Share

Chapter 5

Karena di hari pertama perkuliahan tidak ada penyampaian materi perkuliahan, setelah selesai mengabsen dan memberi sedikit pengarahan, serta sesi tanya jawab, Martin pun akhirnya mengakhiri kelas.

Semua mahasiswa dan mahasiswi pergi meninggalkan kelas, terkecuali Wendy, karena ia diminta Martin untuk jangan dulu meninggalkan ruangan. Oleh karena itu, Wendy hanya duduk manis di tempat duduknya melihat satu persatu teman kelas melewati pintu.

Ia lalu mengalihkan pandangannya pada DPA-nya yang tampak sedang sibuk memeriksa ponselnya sembari menunggu semua orang meninggalkan kelas. "Hm, apa saja yang ingin dia bicarakan denganku ya?" pikir Wendy.

Ting!

Tiba-tiba ponsel Wendy berdering, pertanda sebuah pesan singkat baru saja terkirim padanya.

Menyadari hal itu, Wendy langsung mengambil ponselnya untuk mengetahui siapakah si pengirim pesan itu.

Setelah memastikannya seketika wajah manis gadis itu tertekuk, tampak sekali raut wajahnya sangat tidak senang dengan apa yang dibacanya.

"Semangat menjalani hari pertama sebagai seorang mahasiswi, Baby!" Seperti itulah isi pesan dari Chris, si pengirim yang mampu membuat suasana hatinya berubah menjadi sangat buruk.

Meski malas, Wendy pun membalas pesan itu karena hal itu adalah sebuah kewajiban baginya untuk membalas setiap pesan yang dikirim Chris walaupun pesan itu amat sangat tidak penting.

"Ya," balas Wendy dengan sangat singkat.

"Sedang ngambek pada kekasihmu, hm" ucap Martin yang tiba-tiba saja sudah berdiri di depan Wendy.

Sontak mendengar suara yang tiba-tiba itu, membuat Wendy kaget bukan main. Ia langsung menoleh pada pria yang berdiri di depannya itu dan tampaklah tampang ramah dosen itu tersenyum sembari memandanginya.

"Ah! Tidak Pak, ini hanya sebuah pesan dari orang yang begitu sangat menyebalkan," sangkal Wendy dengan jantung yang berdegup begitu kencang karena saking terkejutnya.

"Santai saja, tak perlu gugup begitu, maafkan tadi Saya tidak sengaja melihat isi balasanmu," timpal Martin dengan santainya.

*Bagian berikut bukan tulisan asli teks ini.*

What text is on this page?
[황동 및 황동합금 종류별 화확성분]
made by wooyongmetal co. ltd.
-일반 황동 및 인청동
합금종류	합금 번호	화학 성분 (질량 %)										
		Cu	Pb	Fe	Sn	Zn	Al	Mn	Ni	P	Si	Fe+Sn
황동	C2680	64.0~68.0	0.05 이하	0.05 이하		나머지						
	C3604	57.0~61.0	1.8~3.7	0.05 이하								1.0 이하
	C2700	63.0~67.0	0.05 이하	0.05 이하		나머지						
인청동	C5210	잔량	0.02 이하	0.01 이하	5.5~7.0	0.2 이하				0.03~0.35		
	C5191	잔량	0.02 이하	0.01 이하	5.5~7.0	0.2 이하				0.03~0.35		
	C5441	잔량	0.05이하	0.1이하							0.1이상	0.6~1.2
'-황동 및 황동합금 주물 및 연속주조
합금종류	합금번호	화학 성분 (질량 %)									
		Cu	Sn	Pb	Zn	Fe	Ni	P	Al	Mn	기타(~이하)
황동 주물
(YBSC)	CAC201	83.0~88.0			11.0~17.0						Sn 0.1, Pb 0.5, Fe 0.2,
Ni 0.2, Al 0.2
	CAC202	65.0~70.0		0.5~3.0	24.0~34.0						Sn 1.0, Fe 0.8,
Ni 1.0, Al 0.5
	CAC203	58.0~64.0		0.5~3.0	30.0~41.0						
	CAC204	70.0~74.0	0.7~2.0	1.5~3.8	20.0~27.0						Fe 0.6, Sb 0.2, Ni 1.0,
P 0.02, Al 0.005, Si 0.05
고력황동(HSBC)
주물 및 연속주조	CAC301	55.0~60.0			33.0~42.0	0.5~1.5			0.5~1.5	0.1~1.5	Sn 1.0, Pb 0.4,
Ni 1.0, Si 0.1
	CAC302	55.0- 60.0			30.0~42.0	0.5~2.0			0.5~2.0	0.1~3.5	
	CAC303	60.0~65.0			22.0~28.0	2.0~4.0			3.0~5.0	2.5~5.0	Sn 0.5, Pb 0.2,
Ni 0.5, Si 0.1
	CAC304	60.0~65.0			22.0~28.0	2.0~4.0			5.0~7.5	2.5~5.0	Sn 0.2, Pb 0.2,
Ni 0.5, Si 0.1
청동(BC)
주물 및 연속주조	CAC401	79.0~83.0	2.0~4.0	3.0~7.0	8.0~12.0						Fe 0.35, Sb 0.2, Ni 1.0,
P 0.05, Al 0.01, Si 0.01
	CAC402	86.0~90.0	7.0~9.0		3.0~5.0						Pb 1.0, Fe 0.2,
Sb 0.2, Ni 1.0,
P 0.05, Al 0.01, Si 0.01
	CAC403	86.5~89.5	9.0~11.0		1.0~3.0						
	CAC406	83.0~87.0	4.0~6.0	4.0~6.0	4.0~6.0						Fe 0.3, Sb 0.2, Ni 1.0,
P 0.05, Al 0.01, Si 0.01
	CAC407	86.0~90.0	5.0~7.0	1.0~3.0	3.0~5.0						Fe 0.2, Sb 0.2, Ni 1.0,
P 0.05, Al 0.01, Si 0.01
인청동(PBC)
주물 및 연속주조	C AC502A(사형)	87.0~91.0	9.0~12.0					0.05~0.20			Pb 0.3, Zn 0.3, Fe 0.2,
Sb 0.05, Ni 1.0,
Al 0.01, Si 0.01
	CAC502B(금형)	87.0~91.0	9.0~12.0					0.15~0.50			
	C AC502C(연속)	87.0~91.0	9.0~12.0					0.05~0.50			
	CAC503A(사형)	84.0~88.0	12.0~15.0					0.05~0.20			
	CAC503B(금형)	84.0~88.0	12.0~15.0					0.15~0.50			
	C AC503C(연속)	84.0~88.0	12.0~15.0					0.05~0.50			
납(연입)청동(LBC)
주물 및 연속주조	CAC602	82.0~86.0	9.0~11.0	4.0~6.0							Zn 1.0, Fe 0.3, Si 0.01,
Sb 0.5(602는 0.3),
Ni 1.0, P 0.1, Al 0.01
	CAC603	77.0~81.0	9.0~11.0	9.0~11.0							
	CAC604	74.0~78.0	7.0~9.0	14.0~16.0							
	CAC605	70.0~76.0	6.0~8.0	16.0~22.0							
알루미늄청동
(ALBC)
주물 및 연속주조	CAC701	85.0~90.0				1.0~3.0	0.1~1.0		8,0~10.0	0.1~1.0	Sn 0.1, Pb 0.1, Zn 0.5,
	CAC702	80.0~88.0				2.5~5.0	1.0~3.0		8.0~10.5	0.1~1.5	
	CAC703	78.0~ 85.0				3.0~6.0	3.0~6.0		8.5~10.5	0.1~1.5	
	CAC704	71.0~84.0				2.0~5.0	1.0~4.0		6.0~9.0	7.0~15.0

"Ti ... Tidak apa-apa, Pak. Tapi benar Pak, dia ini bukan kekasih Saya!" Untuk mendalami karakternya sebagai Bella Valentine agar sesuai dengan apa yang diinginkan Chris, ia pun bertingkah seperti mahasiswi polos yang cukup pemalu.

"Hahahaha, ya, ya, baiklah." Martin tertawa, lalu pergi membawa sebuah kursi dan menempatkannya berhadapan dengan Wendy, kemudian duduk dengan santainya di sana.

"Ngomong-ngomong, ada apa ya Bapak meminta Saya jangan dulu pergi?" tanya Wendy setelah ia melihat dosennya itu duduk dengan baik.

"Hm, sebenarnya tidak terlalu penting juga, sebagai DPA-mu Saya hanya ingin tahu mengenai mahasiswi baru ini," jawab Martin sembari memeriksa kembali ponselnya.

Wendy hanya diam memperhatikan pria yang tampak seperti sedang membaca sesuatu di ponselnya itu.

“Em, Pak, Saya –“

“Saya ingin mendengar tanggapanmu mengenai sesuatu, boleh kan?” sela pria itu setelah ia selesai dengan ponselnya.

“Tentu saja, Pak, tapi mengenai apa ya?” Wendy penasaran dengan permintaan yang tiba-tiba itu.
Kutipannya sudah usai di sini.